## Proof of Formula for Integral of a Gradient Over a Volume

Theorem
If
$\psi = \psi (x,y,z)$
is continuously differentiable, then
$\int \int \int_V \mathbf{\nabla} \psi \: dV = \int \int_S \psi \mathbf{n}$

Proof Let
$\mathbf{F}= \mathbf{a} \psi$
where
$\mathbf{a}$
is a constant vector.

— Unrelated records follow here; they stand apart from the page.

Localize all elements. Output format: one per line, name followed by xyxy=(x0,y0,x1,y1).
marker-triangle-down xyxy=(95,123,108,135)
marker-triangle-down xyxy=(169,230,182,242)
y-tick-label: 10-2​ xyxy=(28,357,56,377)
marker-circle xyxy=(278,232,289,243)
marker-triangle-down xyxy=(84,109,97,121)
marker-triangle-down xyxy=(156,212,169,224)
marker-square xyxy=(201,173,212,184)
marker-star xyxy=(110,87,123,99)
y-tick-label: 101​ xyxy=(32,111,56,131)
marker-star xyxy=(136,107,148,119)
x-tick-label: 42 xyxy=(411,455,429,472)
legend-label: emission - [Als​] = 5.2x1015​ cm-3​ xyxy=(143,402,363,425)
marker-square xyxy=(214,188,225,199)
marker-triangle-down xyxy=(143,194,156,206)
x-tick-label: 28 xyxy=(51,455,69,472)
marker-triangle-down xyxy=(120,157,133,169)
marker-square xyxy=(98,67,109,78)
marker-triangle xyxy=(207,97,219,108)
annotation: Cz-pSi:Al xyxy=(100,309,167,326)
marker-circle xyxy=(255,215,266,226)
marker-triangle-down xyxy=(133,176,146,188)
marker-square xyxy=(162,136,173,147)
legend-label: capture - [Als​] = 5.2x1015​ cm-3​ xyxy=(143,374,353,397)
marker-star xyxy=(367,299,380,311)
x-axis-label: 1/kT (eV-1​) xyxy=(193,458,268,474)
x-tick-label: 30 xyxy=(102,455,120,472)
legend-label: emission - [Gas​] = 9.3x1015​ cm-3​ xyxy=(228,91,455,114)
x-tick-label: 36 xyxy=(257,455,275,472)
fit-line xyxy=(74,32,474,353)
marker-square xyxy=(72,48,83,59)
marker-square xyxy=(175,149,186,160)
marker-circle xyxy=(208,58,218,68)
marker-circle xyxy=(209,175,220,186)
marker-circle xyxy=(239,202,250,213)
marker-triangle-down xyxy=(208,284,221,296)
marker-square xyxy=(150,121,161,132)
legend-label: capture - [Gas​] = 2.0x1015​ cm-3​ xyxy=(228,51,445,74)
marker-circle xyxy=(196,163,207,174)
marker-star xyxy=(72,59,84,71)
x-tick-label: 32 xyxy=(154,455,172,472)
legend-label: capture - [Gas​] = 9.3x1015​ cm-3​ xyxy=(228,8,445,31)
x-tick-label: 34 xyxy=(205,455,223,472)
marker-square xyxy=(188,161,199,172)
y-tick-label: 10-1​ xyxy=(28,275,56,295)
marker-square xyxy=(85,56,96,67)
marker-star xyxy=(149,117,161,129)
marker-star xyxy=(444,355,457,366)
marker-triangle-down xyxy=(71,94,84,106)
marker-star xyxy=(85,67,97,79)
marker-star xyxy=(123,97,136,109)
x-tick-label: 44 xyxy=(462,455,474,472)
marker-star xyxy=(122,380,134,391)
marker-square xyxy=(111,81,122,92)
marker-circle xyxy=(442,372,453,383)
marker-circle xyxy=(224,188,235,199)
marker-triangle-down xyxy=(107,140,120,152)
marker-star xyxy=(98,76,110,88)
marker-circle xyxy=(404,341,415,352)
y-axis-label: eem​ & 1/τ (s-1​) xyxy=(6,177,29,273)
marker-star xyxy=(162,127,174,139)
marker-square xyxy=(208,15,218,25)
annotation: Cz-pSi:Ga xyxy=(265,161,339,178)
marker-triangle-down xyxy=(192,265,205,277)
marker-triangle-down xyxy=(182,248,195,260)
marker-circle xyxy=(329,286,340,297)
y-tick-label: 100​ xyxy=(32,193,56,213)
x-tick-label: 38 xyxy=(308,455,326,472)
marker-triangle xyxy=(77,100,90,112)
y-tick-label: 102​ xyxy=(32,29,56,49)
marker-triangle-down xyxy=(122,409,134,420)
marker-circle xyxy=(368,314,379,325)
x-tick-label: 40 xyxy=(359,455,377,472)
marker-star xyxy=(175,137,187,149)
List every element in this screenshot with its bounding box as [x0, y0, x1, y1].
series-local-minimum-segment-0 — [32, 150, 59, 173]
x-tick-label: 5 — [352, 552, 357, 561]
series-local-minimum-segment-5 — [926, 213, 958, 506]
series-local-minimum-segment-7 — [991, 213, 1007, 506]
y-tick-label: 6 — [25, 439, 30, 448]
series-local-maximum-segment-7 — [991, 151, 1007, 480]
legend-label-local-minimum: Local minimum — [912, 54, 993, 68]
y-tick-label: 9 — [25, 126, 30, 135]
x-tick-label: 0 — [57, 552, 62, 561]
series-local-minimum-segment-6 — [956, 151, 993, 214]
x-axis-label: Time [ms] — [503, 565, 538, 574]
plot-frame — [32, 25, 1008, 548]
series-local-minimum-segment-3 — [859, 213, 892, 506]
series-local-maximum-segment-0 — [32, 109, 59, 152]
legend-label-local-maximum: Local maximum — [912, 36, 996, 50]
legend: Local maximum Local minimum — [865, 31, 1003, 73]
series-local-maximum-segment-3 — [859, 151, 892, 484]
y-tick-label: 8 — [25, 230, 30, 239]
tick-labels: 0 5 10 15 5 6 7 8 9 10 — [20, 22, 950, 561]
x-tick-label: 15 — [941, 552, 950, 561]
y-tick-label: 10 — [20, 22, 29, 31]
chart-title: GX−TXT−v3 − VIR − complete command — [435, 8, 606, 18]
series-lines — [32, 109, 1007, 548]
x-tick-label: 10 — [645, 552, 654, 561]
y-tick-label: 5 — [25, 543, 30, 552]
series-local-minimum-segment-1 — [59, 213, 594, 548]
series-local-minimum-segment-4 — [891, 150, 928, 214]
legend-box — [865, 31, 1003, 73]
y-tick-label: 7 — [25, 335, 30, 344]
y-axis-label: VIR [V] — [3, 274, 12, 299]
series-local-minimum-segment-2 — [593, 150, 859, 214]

Apply the Divergence Theorem.
$\int \int \int_V \mathbf{\nabla} \cdot (\mathbf{a} \psi ) dV = \int \int_S ( \mathbf{a} \psi) \cdot \mathbf{n} dS$

We can rewrite this as
$\int \int \int_V \mathbf{a} \cdot (\mathbf{\nabla} \psi ) dV = \int \int_S ( \mathbf{a} \cdot (\psi \mathbf{n}) dS$

Since
$\mathbf{a}$
is a constant vector we can take it out as a factor, obtaining
$\mathbf{a} \cdot \int \int \int_V (\mathbf{\nabla} \psi ) dV = \mathbf{a} \cdot \int \int_S (\psi \mathbf{n}) dS$

Hence
$\int \int \int_V (\mathbf{\nabla} \psi ) dV = \int \int_S (\psi \mathbf{n}) dS$